Die Laborassistentin hatte auch zugegeben, für ihren Vater zweimal an ihrer Arbeitsstelle Spray gestohlen zu haben, mit dem DNA-Spuren entfernt werden können. Das Gericht verurteilte sie neben der Bewährungsstrafe zu 150 Stunden gemeinnütziger Arbeit. Vor allem, dass sie die Polizei schließlich selbst zu dem Geldversteck geführt hatte, wirkte sich strafmildernd aus.
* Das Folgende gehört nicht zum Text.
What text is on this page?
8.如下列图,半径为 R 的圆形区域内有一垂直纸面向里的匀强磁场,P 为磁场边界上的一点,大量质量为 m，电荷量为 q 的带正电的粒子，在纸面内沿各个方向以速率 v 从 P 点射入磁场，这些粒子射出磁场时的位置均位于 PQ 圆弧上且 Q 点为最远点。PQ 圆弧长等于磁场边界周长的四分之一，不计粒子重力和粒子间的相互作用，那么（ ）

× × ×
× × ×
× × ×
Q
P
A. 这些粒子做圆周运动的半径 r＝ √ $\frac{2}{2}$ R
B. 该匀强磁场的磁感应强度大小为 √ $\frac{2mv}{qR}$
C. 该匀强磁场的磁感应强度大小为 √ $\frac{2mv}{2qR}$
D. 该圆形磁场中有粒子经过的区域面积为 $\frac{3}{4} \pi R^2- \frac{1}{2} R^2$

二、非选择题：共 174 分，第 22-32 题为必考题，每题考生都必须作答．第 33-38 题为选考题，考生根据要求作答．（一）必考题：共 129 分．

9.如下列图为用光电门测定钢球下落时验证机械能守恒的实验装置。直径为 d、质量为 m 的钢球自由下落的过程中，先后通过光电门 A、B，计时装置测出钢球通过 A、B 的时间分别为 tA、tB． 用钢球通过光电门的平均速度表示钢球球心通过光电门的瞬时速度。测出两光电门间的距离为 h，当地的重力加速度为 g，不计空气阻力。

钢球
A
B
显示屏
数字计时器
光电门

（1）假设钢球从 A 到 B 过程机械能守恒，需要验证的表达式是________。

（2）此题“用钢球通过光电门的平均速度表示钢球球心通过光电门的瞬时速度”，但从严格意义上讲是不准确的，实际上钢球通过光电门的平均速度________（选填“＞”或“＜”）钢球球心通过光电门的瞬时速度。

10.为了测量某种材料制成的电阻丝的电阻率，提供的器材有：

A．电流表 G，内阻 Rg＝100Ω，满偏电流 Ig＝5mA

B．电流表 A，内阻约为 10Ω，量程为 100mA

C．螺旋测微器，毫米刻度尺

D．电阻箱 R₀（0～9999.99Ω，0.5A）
Ihr mitangeklagter Ex-Freund wurde wegen Hehlerei zu einem Jahr auf Bewährung verurteilt.

Die Ermittlungen gegen die beiden in Untersuchungshaft sitzenden Hauptverdächtigen Raimund M. und Rudi R. dauern indes noch an. Sie werden beschuldigt, in der Nacht zum 28. Oktober 2011 in Augsburg den Polizisten Mathias V. erschossen und dessen Kollegin verletzt haben. Außerdem werden den Brüdern mehrere Raubüberfälle zur Last gelegt – unter anderem in Ingolstadt und Augsburg. Mit dem Prozess gegen die beiden wird nicht vor dem Spätsommer gerechnet. Rudi R. saß bereits einmal wegen Mordes an einem Polizisten für mehr als 19 Jahre im Gefängnis.